Neural networks that learn frequency, not filter coefficients
SincNet replaces CNN filter learning with tunable band-pass filters derived from sinc functions, cutting parameters while keeping interpretability.

What it does SincNet is a CNN for raw audio that replaces the first convolutional layer’s free-form filters with parametrized sinc functions — essentially learnable band-pass filters. Instead of learning every tap of a filter kernel, the network only learns low and high cutoff frequencies. The repo provides a full speaker-identification pipeline built on this idea, with a TIMIT example and training utilities.

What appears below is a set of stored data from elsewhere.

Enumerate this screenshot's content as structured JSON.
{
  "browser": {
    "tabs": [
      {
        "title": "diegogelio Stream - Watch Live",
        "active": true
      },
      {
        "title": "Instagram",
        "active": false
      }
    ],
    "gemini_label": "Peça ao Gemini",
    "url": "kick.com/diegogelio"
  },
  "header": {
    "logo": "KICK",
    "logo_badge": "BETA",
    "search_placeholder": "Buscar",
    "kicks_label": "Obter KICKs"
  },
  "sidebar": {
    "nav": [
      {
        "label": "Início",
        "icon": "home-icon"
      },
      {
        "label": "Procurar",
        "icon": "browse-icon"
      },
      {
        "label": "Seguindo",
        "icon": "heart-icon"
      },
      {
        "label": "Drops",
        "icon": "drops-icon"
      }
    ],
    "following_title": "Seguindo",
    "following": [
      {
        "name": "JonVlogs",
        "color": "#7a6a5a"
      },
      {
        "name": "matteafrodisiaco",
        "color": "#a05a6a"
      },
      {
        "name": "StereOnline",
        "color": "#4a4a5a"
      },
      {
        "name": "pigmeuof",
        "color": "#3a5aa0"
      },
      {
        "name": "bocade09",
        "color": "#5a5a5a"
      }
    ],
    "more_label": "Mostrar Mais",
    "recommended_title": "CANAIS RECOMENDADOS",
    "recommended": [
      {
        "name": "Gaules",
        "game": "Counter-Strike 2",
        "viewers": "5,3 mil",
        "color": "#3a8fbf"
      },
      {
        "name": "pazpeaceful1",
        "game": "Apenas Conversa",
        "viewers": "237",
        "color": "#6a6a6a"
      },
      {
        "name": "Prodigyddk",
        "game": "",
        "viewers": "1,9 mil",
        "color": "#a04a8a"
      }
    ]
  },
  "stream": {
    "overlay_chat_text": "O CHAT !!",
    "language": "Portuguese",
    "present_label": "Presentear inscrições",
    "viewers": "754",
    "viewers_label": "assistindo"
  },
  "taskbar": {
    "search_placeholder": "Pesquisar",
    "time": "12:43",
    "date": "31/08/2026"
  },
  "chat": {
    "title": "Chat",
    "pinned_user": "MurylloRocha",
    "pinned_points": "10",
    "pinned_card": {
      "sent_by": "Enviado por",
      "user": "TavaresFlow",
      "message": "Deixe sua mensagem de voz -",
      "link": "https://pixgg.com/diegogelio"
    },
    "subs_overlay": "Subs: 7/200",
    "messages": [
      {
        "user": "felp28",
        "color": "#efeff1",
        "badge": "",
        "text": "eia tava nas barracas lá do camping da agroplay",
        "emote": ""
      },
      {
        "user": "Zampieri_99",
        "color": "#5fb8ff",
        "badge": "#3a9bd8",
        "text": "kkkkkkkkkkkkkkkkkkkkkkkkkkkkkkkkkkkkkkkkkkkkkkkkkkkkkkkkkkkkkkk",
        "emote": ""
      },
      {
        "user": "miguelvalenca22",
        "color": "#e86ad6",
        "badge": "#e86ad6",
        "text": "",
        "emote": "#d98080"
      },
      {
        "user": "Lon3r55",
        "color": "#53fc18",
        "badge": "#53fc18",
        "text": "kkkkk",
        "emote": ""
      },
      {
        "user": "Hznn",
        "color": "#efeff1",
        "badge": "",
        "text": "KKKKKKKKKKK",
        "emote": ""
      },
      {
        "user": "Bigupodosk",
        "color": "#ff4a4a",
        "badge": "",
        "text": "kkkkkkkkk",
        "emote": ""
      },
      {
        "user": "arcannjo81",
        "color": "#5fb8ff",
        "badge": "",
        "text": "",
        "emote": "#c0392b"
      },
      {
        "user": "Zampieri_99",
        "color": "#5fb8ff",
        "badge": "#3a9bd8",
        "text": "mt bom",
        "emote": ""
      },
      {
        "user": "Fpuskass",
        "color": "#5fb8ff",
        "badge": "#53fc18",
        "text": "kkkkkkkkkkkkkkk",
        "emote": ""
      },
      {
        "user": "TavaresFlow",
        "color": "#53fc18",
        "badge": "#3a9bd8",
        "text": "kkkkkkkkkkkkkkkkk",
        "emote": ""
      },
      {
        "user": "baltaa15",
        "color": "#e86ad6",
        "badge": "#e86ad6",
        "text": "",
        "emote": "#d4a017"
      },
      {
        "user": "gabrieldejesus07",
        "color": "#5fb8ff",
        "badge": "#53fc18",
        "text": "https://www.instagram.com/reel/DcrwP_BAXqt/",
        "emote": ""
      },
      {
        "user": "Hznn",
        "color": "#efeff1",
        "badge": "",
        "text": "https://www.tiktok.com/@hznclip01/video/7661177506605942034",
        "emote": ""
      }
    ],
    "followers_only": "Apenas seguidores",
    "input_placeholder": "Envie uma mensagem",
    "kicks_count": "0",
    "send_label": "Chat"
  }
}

The interesting bit The insight is old-school signal processing dressed in deep-learning clothes: by constraining the filter shape to sinc functions, you bake in the prior that audio analysis needs frequency-selective filters. The result is a compact, interpretable filter bank that the authors call “customized” to the task — fewer parameters, less overfitting risk, and filters you can actually inspect.
Key highlights
- First layer learns only 2 parameters per filter (cutoff frequencies) vs. hundreds in standard CNNs
- Includes complete TIMIT speaker-ID experiment with config-driven training
- SincConv_fast implementation is 50% faster than the original
- Also integrated into the broader SpeechBrain and PyTorch-Kaldi projects
- Trained TIMIT model available for download
Caveats
- Code is explicitly a “showcase” — the authors note speed optimizations are missing and I/O is not cluster-friendly without local data copying
- Training on a TITAN X took ~24 hours; convergence slows and oscillates after epoch 30
- Librispeech version used in the paper is “available upon request,” not bundled
Verdict Worth studying if you care about interpretable inductive biases in audio networks or need a pedagogical example of hybrid DSP/deep learning. For production speaker recognition, the authors themselves point to SpeechBrain or PyTorch-Kaldi instead.